Все рухнуло — вмиг и до основания. Все! Ничего не осталось: ни мечты, ни смешных придуманных законов, ни беззаботного веселья, ни жаркого запаха душноватой сосновой хвои. В кабинете пахло лишь пороховым дымом.
— Арсеньич, сядь, пожалуйста, рядом... — хрипло сказал Никольский.
Кашин подошел, боком присел на диван.
— Давай, дружок, в последний раз, как... сто лет назад, как было когда-то... Каждый себе наливает сам. В свой стакан. И свою судьбу...
Арсеньич достал бутылку «Бифитера», привычно механически смешал джин с тоникам, кинул дольку лимона и кусочек льда, покачал свой бокал в пальцах.
— Прости меня, — Никольский легонько коснулся его бокала своим. — Я все сам разрушил... Все поломал своими руками.
— Не надо, Жень, — поморщился Арсеньич.
— Второй тюрьмы не выдержу. И думаю, не дотяну до нее... Выполни мою последнюю просьбу. Сделаешь? Ты помнишь, о чем я.
— Может быть, не надо, Женя? — Арсеньич не возражал, не сопротивлялся, он просто еще не мог себе представить, что сказанное ими когда-то вдруг станет жестокой, трагической реальностью.
— Надо. Поэтому прошу... Боже, как я виноват перед тобой, перед Таней! Ты ей скажи правду. Потом.
— Не знаю, хватит ли сил...
— Постарайся. Это моя последняя воля... — Никольский вдруг отшвырнул пустой бокал и вцепился в голову длинными, сильными пальцами. — Зачем! Зачем все это?!
Ирину привел в чувство Сережа Селихов, успешно выполнявший, если нужно, и роль врача. Увидев его, она испуганно округлила глаза, но он улыбнулся ей, подмигнул и таинственно приложил палец к губам.

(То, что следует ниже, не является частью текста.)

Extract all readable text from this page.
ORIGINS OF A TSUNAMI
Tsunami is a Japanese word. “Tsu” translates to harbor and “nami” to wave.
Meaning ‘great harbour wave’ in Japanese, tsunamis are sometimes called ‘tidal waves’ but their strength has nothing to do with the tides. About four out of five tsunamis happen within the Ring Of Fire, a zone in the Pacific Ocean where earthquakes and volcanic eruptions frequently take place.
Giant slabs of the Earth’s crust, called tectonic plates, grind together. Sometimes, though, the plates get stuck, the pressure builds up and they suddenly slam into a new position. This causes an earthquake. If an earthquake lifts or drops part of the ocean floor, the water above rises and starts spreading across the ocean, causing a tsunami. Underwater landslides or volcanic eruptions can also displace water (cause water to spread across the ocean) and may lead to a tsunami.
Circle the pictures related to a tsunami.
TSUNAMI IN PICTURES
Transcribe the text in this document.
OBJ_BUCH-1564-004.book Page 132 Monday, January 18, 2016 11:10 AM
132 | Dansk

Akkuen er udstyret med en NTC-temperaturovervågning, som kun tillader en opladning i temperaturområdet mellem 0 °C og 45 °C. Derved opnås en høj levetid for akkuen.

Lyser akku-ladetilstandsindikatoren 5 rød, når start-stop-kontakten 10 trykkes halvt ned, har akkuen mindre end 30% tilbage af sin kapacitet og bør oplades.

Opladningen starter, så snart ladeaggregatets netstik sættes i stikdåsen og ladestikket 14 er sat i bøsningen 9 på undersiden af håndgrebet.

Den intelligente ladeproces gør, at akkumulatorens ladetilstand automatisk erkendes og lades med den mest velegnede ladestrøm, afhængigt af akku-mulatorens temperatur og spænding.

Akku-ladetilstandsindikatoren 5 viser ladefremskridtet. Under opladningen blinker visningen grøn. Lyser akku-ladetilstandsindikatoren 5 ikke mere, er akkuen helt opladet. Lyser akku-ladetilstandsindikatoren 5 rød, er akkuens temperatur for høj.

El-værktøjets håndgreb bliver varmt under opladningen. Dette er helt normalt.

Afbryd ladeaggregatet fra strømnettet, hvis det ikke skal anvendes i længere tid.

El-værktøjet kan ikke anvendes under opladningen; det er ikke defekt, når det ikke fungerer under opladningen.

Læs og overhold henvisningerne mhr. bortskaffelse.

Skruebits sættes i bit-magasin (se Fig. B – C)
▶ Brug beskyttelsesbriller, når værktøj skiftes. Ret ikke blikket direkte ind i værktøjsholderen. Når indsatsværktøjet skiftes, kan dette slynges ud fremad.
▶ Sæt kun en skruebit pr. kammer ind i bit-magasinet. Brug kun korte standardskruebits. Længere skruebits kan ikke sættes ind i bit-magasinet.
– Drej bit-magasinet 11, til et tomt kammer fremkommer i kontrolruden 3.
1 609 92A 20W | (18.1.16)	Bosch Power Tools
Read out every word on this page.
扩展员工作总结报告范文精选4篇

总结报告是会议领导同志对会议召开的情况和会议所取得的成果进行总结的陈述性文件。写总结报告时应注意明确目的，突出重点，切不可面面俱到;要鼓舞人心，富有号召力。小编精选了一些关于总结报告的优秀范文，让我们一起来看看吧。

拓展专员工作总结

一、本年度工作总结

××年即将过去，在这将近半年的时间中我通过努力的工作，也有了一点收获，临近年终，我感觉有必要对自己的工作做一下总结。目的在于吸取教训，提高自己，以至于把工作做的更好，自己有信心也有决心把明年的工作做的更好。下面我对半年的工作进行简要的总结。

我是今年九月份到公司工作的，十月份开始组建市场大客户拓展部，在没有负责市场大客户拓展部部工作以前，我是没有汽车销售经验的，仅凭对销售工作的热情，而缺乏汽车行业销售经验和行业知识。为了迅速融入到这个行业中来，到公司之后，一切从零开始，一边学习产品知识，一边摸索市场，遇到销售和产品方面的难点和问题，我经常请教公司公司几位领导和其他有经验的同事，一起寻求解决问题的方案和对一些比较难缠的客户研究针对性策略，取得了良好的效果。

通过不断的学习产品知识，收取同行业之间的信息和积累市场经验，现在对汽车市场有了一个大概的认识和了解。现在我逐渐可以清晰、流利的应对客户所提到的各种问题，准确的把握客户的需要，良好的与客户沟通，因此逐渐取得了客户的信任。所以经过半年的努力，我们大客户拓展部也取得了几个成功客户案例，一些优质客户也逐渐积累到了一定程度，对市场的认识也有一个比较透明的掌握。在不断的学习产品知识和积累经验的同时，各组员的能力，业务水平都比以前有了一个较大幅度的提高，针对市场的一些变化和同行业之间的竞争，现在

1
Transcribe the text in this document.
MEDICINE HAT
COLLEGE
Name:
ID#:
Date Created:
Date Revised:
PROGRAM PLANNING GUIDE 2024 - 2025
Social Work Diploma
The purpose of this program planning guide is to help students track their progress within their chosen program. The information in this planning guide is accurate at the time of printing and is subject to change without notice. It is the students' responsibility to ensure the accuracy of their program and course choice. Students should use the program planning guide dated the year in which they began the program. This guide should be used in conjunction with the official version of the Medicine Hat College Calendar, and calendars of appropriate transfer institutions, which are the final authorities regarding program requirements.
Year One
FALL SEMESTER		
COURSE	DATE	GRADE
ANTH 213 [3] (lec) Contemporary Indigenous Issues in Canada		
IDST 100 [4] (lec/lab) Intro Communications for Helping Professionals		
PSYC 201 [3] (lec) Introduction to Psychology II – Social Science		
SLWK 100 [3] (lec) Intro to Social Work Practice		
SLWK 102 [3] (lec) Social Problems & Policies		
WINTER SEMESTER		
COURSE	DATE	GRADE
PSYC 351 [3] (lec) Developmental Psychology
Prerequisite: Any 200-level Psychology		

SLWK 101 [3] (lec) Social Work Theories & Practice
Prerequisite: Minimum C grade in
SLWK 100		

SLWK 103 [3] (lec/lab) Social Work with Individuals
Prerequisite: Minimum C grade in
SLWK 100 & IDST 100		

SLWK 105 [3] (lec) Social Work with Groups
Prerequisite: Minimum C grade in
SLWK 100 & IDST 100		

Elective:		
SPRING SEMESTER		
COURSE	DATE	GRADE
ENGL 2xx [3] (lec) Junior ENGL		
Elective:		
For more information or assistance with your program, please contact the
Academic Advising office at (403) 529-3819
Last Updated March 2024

— В последнем я не виноват, — шепнул ей почти беззвучно. — Но он бы все равно тебя не украл. Я же обещал, что ни один волос не упадет... Разве что вымокла, но с кем не случается! Ничего, потерпи, краше будешь... Ты меня не видела, помни.
И он исчез так же быстро, как незаметно появился с ее кофтой, сумочкой и нотами в руках.
Турецкий подошел к Никольскому, молча посмотрел на него. Евгений Николаевич тяжко поднялся, отбросил ботинком разбитый бокал, взглянул на Арсеньича и сказал:
— Я вас понял. Пора ехать.
— Да, — кивнул Турецкий. — Вы можете взять с собой то, что вам будет необходимо. Потому что я вынужден взять вас под стражу. Сколько вам понадобится времени?
— Ни минуты, — ответил Никольский. — Я готов. Исполняйте что положено...— И вытянул к нему сдвинутые руки.
Подошли Семен Семенович с Грязновым.
Золотые руки, — вздохнул Моисеев.
— Да, — подтвердил Слава и застегнул на них наручники.
Все вышли из дома. Во дворе, развернувшись к воротам, стояли наготове машины. Прибыл и местный «автозак»-«уазик» с решетками на окнах. Семен Семенович со следователем районной прокуратуры стали закрывать и опечатывать двери. Это был очень тяжелый и для Никольского, и для Арсеньича, и, вероятно, для всех остальных живших в доме и охранявших его процесс. И он был длительным и безумно унизительным.
Лицо Арсеньича вдруг перекосила короткая судорога. Никто этого не заметил, кроме Никольского.
— Арсеньич, — сказал он негромко, — сядь и немедленно успокойся.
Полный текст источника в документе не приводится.